Толпа, собравшаяся у базарного помоста, радостно завопила:                                  -Велика справедливость великого хана!  Во имя Аллаха, милостивого и милосердного! Великий хан, щит правоверных!

Вскоре показалась процессия, впереди и по бокам шли воины городской стражи, сверкая начищенными доспехами, обнажив отточенные до зеркального блеска клинки.   В середине  двигались приговоренные к казни. Возглавлял процессию обреченных  бывший  первый хаджиб.

В пыточном подвале его изуродовали так, что теперь можно с большим трудом опознать в нем совсем недавно горделивого старика, бывшего в молодости  бесстрашным воином.

Одна рука у него висела плетью, ноги заплетались, лицо напоминало цветом баранью печень, губы распухли до такой степени, что походили на два свадебных пирога.   Несмотря на это ,  он шел, твердо глядя перед собой, не обращая внимания на толпу, улюлюкающую, предвкушая забаву.

Тучный казначей  с перебитыми ногами сам не мог двигаться, поэтому его, усердно угощая древками копий, тащили  под руки стражи.
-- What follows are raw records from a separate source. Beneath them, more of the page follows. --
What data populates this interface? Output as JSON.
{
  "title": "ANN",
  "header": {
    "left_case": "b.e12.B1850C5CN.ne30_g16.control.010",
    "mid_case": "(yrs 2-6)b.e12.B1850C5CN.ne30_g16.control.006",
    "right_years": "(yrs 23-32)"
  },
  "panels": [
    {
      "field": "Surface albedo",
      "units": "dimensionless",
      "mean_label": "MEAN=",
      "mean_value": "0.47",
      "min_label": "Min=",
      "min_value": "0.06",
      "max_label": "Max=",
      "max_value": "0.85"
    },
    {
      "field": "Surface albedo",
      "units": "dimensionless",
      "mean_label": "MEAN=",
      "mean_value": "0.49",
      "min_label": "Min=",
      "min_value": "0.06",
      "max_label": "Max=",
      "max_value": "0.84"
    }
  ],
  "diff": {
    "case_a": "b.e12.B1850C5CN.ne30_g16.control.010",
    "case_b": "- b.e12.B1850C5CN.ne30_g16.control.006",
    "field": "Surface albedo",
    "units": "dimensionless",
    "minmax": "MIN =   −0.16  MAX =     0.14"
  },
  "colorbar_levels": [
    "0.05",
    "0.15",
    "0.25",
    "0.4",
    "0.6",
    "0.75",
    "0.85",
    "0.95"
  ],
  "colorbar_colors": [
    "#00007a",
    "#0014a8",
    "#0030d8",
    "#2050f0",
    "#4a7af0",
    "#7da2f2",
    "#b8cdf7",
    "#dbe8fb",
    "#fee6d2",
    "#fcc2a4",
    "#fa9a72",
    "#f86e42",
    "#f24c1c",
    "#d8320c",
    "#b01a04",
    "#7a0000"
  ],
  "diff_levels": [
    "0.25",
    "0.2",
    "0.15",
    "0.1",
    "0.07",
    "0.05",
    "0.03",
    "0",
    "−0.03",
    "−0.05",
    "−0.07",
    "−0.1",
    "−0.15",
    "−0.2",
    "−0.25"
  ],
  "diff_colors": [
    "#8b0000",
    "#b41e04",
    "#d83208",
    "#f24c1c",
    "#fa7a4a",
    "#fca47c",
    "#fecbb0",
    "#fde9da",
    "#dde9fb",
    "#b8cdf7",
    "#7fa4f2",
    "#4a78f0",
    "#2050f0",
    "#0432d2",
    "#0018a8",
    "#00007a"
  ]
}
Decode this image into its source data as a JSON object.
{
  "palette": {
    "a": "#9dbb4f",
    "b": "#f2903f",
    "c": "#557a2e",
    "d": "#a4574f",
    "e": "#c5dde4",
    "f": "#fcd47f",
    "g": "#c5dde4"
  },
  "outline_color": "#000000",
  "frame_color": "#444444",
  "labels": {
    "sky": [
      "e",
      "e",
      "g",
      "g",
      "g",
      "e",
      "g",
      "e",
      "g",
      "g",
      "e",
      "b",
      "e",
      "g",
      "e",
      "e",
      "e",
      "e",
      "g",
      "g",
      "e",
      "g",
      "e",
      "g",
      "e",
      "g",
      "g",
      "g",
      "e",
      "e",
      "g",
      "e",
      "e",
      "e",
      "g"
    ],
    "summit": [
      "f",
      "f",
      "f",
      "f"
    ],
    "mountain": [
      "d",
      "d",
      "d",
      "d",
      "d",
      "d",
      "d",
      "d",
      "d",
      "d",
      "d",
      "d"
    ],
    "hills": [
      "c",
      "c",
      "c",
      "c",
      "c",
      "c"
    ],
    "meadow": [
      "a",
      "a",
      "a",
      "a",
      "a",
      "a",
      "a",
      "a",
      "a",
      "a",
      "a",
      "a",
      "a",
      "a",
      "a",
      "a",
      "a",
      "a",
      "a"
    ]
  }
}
Остальные приговоренные, человек пять, жались друг к другу, словно надеясь в час последний, сохранить тепло человеческое, рядом с теми, кому сейчас предстояла дорога в бессмертие.  Вот с обреченных сняли веревки. Два дюжих палача  на помосте разложили свои инструменты:  бритвенно-острые ножи, щипцы для сдирания кожи, топоры, клейма в маленькой жаровне, —  и словно лицедеи, принялись раскланиваться перед толпой, уверяя, что удовольствие от их работы, получат все.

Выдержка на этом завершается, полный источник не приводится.